Edito da Iperborea, “La saggezza del mare” è quasi un diario di bordo interiore tenuto dallo scrittore svedese in un periodo passato a navigare senza soste.


Per chi soffre il mal di mare

Pare che i portolani siano carte per sognatori.
Per chi soffrisse il mal di mare, seguire le tappe del Rustica potrebbe essere un buon modo per levare gli ormeggi. Basta scegliere un porto impostare una velocità di navigazione a nove nodi e abbandonarsi alle pagine.

Per chi non teme le tempeste ma sa fare i conti con la propria esperienza.
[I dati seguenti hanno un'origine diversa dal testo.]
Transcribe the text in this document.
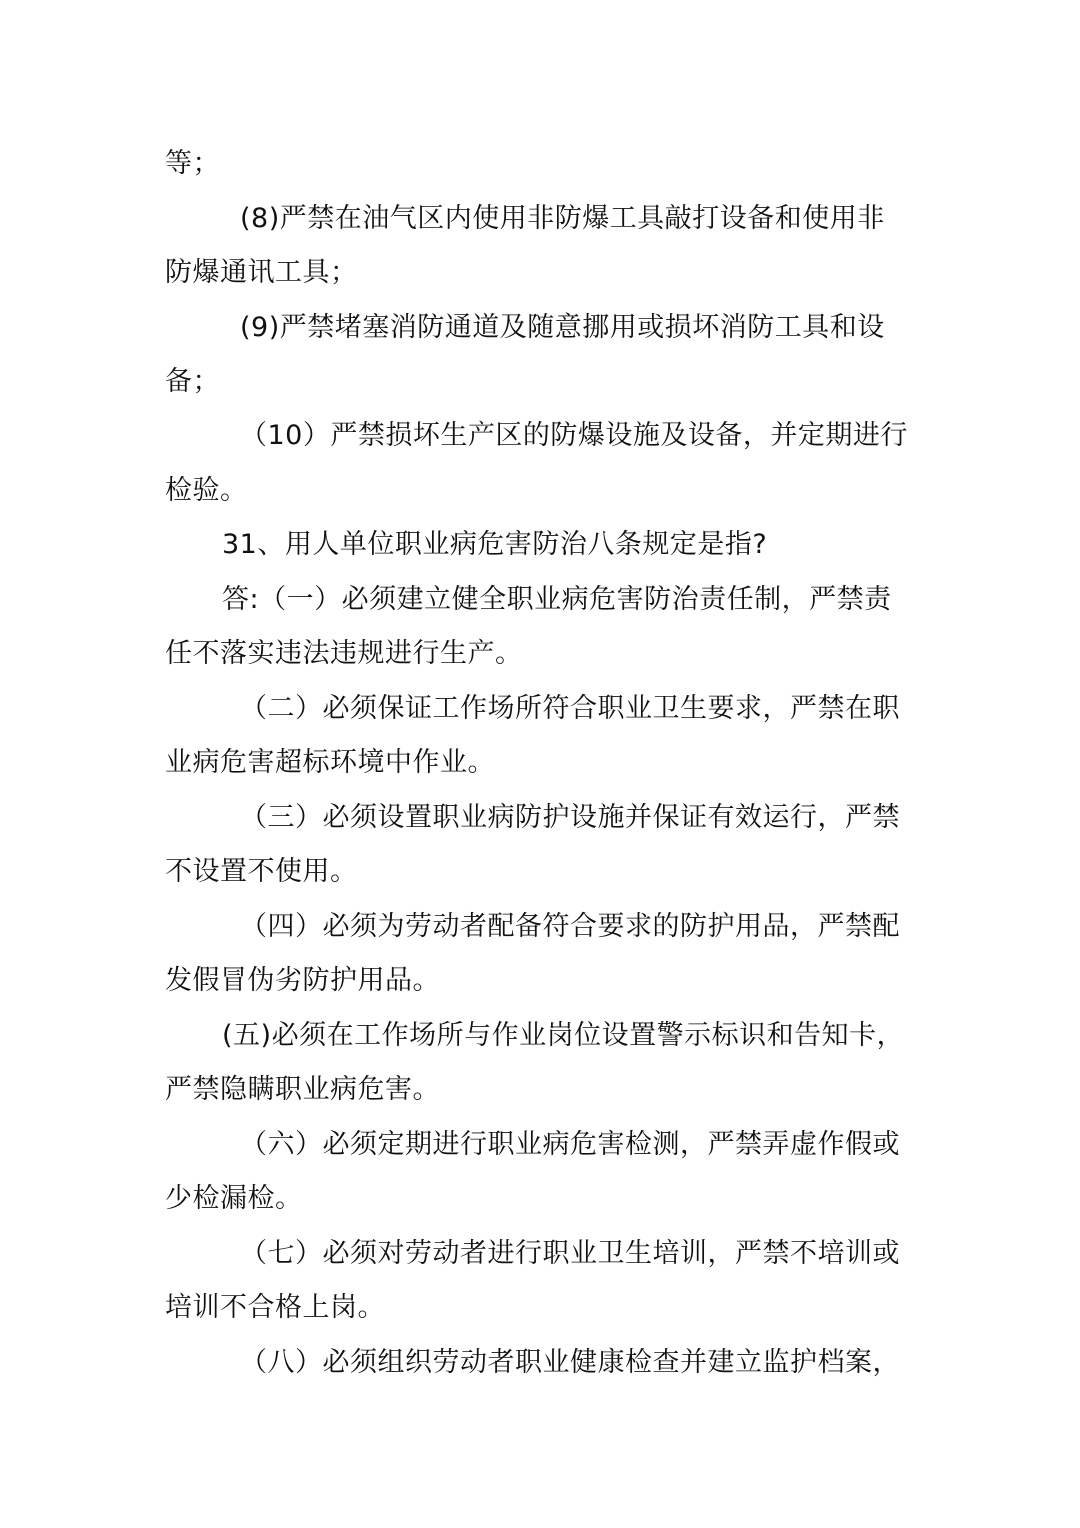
等；
(8)严禁在油气区内使用非防爆工具敲打设备和使用非
防爆通讯工具；
(9)严禁堵塞消防通道及随意挪用或损坏消防工具和设
备；
（10）严禁损坏生产区的防爆设施及设备，并定期进行
检验。
31、用人单位职业病危害防治八条规定是指?
答:（一）必须建立健全职业病危害防治责任制，严禁责
任不落实违法违规进行生产。
（二）必须保证工作场所符合职业卫生要求，严禁在职
业病危害超标环境中作业。
（三）必须设置职业病防护设施并保证有效运行，严禁
不设置不使用。
（四）必须为劳动者配备符合要求的防护用品，严禁配
发假冒伪劣防护用品。
(五)必须在工作场所与作业岗位设置警示标识和告知卡，
严禁隐瞒职业病危害。
（六）必须定期进行职业病危害检测，严禁弄虚作假或
少检漏检。
（七）必须对劳动者进行职业卫生培训，严禁不培训或
培训不合格上岗。
（八）必须组织劳动者职业健康检查并建立监护档案，
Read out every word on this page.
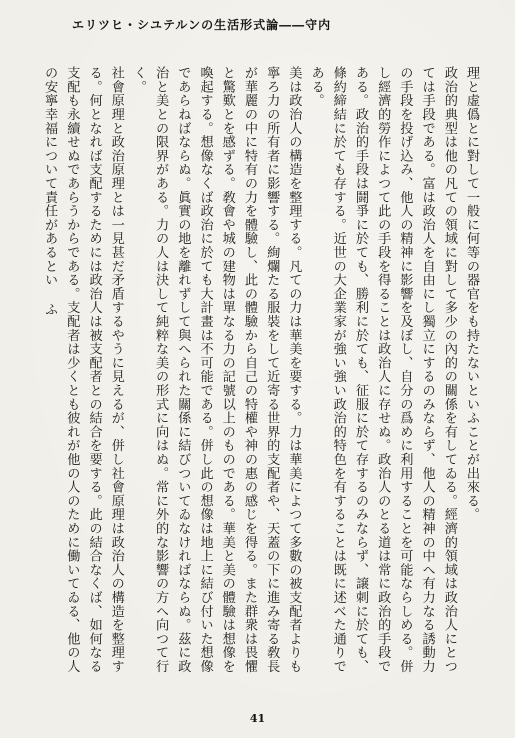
エリツヒ・シユテルンの生活形式論――守内

理と虚僞とに對して一般に何等の器官をも持たないといふことが出來る。

政治的典型は他の凡ての領域に對して多少の內的の關係を有してゐる。經濟的領域は政治人にとつては手段である。富は政治人を自由にし獨立にするのみならず、他人の精神の中へ有力なる誘動力の手段を投げ込み、他人の精神に影響を及ぼし、自分の爲めに利用することを可能ならしめる。併し經濟的勞作によつて此の手段を得ることは政治人に存せぬ。政治人のとる道は常に政治的手段である。政治的手段は鬪爭に於ても、勝利に於ても、征服に於て存するのみならず、譲刺に於ても、條約締結に於ても存する。近世の大企業家が強い強い政治的特色を有することは既に述べた通りである。

美は政治人の構造を整理する。凡ての力は華美を要する。力は華美によつて多數の被支配者よりも寧ろ力の所有者に影響する。絢爛たる服裝をして近寄る世界的支配者や、天蓋の下に進み寄る敎長が華麗の中に特有の力を體驗し、此の體驗から自己の特權や神の惠の感じを得る。また群衆は畏懼と驚歎とを感ずる。敎會や城の建物は單なる力の記號以上のものである。華美と美の體驗は想像を喚起する。想像なくば政治に於ても大計畫は不可能である。併し此の想像は地上に結び付いた想像であらねばならぬ。眞實の地を離れずして與へられた關係に結びついてゐなければならぬ。茲に政治と美との限界がある。力の人は決して純粹な美の形式に向はぬ。常に外的な影響の方へ向つて行く。

社會原理と政治原理とは一見甚だ矛盾するやうに見えるが、併し社會原理は政治人の構造を整理する。何となれば支配するためには政治人は被支配者との結合を要する。此の結合なくば、如何なる支配も永續せぬであらうからである。支配者は少くとも彼れが他の人のために働いてゐる、他の人の安寧幸福について責任があるとい ふ

41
Motivazione della sentenza: Il Signor Larsson non vuole che altri decidano cosa deve fare.

Così, all’età di diciott’anni, si manifesta in maniera plateale il rifiuto per gli obblighi e le convenzioni che porterà l’autore lontano dagli schemi di una vita tradizionale. Un biglietto di sola andata per Parigi, un treno e una vendemmia per pagarsi una chambre de bonne. Inizia la ricerca di libertà, il vagabondare per il mondo “senza fissa dimora”, l’affidarsi agli elementi come termometro del proprio benessere. Larsson racconta in prima persona traversate ed ormeggi nel mare del Nord. Sono le riflessioni e le tappe del viaggio interiore ad ammaliare come sirene.

Tra mare, terra, whisky e caffè

Questo romanzo non è solo mare, è anche terra ben salda.

Terra, mare e quella necessità di partire. Ma anche di avere un porto e un altro ancora unite alla malinconia degli incontri fugaci e all’inquietudine sottile e costante propria dell’essere umano. Un romanzo fatto di incontri e di osservazioni: pescatori bloccati in porto da onde troppo alte, giovani fuggiti alla prigionia delle petroliere che si improvvisano navigatori e suonano la chitarra per le strade di Lisbona e colleghi di navigazione. 

Si entra nei pensieri del narratore come se si fosse seduti con lui in pozzetto a discorrere tra una tazza di caffè e un bicchiere di whisky, carezzando la brezza leggera e discontinua.

Quando non c’è nessuno che ti aspetta dall’altra parte dell’orizzonte e i piani possono essere cambiati in ragione delle condizioni del mare e dei propri desideri, allora anche una notte in più in un porto rimane la libertà di poter partire quando si decide di farlo.

Fortuna, insperate opportunità e provvidenza: servono tutti questi ingredienti per riuscire a tornare in porto quando l’esperienza non basta, ricordando che in mare si possono dimenticare le proprie ansie e quelle del mondo, ma che questo non aiuta a risolverle.

Nessun romanticismo: il mare non perdona

Nelle notti in cui la stanchezza si fa sfiancante si deve combattere con la propria coscienza per uscirne vivi. Navigare non è cosa per tutti: ci sono acque piene di correnti dove bussola e solcometro non servono; c’è quello che le carte nautiche non segnano come navi container e piattaforme di trivellazione che si materializzano in visioni notturne prive di profondità; traversate più dense di masochismo che di piacere. E quel pericolo che paradossalmente aumenta con la vicinanza della terraferma. Bisogna dunque affrontare il viaggio con profonda umiltà, conoscendo e accettando i propri limiti e godendo di quello che, scampata la morte, si impara di sé stessi.